Von Georg-Friedrich Kühn | 21.09.2008
    Heikel, eher der Not gehorchend wie improvisiert denn brillant war dieser Auftakt. Eine im Winter für eine halbszenische Aufführung in Barcelona erarbeitete Produktion von Arnold Schönbergs "Pierrot lunaire" wählte der im Frühjahr zum Leipziger Opern-Chefregisseur berufene Peter Konwitschny für seinen Einstand - wieder einmal ganz sich ausliefernd.

    Die Folge von dreimal sieben symbolistischen Gedichten des Belgischen Dichters Albert Giraud, die Schönberg 1912 in Form eines damals neuartigen Sprechgesangs für eine Schauspielerin und ein kleines Instrumental-Ensemble komponierte, verpflanzt er auf die große Bühne der Leipziger Oper und formt daraus ein Gleichnis über die Weltenwende am Beginn des 20.Jahrhunderts.

    Vor einer auch als Requisit benutzten Brecht-Gardine aus durchsichtigem Plastik, die immer mal wieder beiseite geschoben oder auch als Umkleide-Schirm zugezogen wird, agiert die exzellente Koreanische Sängerin Young-Hee Kim: erst als weiblicher Clown - eine Frau, die aus der Rolle gefallen ist und ihre Enttäuschungen im Suff ertränkt -, dann in Männerkleidung mit einem Endlos-Einstecktuch, das als Ariadne-Faden in den Pillentod oder in die Flucht aus dieser Welt führen soll.

    Kern- und Wendestück ist das vierzehnte Gedichte, "Heilg‘e Kreuze sind die Verse", das Konwitschny dann noch mit einem eingeblendeten Text von Ingeborg Bachmann akzentuiert. Bachmann postuliert darin das Amt des Schriftstellers: nicht über Schmerzen hinweg täuschen solle er sondern sie benennen. Der Pierrot, oder für Konwitschny der Künstler schlechthin, wird hier zum Menschen-Erzieher.
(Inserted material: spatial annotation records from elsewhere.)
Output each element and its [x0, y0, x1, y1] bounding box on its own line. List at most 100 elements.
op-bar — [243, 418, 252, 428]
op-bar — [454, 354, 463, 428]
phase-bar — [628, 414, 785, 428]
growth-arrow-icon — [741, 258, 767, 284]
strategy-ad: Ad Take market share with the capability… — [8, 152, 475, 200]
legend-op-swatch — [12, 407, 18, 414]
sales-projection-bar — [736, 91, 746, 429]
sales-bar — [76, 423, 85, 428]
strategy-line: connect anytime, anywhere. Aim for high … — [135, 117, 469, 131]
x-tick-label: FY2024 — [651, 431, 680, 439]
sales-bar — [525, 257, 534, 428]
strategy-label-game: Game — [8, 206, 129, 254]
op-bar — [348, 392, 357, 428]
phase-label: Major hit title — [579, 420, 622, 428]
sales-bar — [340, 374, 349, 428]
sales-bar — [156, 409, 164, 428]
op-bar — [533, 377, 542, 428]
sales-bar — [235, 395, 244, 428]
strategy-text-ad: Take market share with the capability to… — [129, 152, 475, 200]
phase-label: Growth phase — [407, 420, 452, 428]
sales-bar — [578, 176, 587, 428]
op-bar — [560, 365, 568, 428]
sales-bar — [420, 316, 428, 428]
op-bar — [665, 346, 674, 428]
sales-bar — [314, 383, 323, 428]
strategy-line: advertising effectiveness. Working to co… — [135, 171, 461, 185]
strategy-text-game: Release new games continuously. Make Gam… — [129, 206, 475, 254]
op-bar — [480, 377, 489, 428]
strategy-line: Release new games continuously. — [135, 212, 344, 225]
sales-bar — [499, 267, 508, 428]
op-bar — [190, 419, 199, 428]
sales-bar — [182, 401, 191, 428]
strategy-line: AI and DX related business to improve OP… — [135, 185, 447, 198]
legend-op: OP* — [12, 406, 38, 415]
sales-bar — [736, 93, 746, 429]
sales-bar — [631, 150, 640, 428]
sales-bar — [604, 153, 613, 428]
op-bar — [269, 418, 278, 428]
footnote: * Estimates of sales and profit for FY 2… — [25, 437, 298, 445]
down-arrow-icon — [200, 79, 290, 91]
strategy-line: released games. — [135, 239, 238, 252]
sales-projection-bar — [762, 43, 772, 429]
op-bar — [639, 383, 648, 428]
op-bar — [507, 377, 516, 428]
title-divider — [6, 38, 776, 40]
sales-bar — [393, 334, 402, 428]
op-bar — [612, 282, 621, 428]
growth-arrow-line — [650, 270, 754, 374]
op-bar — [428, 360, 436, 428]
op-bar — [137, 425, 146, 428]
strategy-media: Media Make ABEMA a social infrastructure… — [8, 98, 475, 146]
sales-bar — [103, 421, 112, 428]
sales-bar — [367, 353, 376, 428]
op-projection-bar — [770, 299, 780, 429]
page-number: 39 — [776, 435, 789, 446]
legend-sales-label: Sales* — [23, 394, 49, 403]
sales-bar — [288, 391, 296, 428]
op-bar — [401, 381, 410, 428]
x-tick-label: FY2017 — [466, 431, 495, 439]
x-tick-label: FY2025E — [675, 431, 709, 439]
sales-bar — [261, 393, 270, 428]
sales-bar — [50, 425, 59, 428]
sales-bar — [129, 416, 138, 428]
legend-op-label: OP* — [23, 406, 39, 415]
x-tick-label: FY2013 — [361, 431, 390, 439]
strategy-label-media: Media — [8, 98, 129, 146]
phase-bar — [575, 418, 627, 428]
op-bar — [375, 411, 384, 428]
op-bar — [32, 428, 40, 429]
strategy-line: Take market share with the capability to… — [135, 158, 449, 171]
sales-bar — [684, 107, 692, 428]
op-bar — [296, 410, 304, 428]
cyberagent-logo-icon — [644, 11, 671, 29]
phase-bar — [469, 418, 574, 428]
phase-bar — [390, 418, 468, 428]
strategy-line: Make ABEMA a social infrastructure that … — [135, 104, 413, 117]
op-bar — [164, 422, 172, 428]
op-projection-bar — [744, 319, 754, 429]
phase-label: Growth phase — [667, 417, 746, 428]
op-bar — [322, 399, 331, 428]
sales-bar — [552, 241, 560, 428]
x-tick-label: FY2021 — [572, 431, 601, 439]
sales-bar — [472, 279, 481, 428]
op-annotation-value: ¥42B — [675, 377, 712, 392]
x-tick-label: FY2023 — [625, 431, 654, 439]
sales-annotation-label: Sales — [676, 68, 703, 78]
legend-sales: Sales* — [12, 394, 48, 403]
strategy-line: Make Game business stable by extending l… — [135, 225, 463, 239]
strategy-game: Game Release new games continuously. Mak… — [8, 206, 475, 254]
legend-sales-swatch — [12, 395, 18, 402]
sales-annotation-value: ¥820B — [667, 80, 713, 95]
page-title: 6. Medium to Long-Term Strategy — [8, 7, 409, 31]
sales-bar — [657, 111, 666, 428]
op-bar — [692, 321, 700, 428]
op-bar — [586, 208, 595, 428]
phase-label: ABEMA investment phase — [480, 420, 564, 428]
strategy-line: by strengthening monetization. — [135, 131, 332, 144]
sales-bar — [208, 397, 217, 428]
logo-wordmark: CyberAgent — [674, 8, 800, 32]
Seine gefundenen Fragen und Erkenntnisse malt er mit rotem Lippenstift auf die Plastikwand. Und auch das Saal-Licht wird angeknipst.

    Das ist insgesamt denn doch mehr gut gewollt als überzeugend gelungen. "Pierrot lunaire" ist ein Kammerstück nicht große Oper. Vom hier so wichtig genommenen Text versteht man in dem großen Leipziger Opernraum fast nichts. Sogar auf eine stichwortartige Einblendung der Anfangszeilen hat man verzichtet. Und man kann auch fragen, ob dieser Text überhaupt solch erzählerisches Ausagieren verträgt, wenn die poetische Hülle abgestreift ist.
    Die wenigen Musiker auf der Bühne lassen sich unter Johannes Harneit flexibel in das clowneske Spiel der Sängerin einbinden, auch wenn aus den 35 Minuten des Liederzyklus doch etwas überfrachtete 60 Minuten wurden.

    Vorgespannt hatte man Françis Poulencs "La voix humaine", die "menschliche Stimme", das Monodram einer Frau, die ihren Geliebten an eine andere verloren hat und verzweifelt am Telefon versucht, die Beziehung zu retten. In der Einrichtung durch den bisherigen Leipziger Operndirektor Christoph Meyer ist das freilich eher eine Erinnerung an die vorsintflutliche Telefontechnik früherer Zeiten, als die "Fräuleins vom Amt" ständig falsche Leitungen zusammen stöpselten.

    Die Produktion entstand ursprünglich für Barcelonas Oper, das Gran Teatre del Liceu. Eher pathetisch leitet Josep Vicent das auf der Bühne hinter einer Gaze-Wand spielende Gewandhausorchester. Angeles Blancas mit leicht knödeliger Stimme spielt die Frau am Abgrund, trippelt gleichmütig meist immer nur wieder um ihre weiße Couchgarnitur. Einmal mehr erweist sich, dass die Fassung dieses Stücks mit Klavier die passendere wäre.
    Das Publikum im gut halb gefüllten Saal spendete indes reichlich Beifall, Vorschusslorbeeren für Konwitschny und die neue Leitung. Die eigentliche Feuerprobe kommt erst in der nächsten Spielzeit, wenn der Regisseur sich dann auch mit einer großen Neuproduktion präsentieren wird.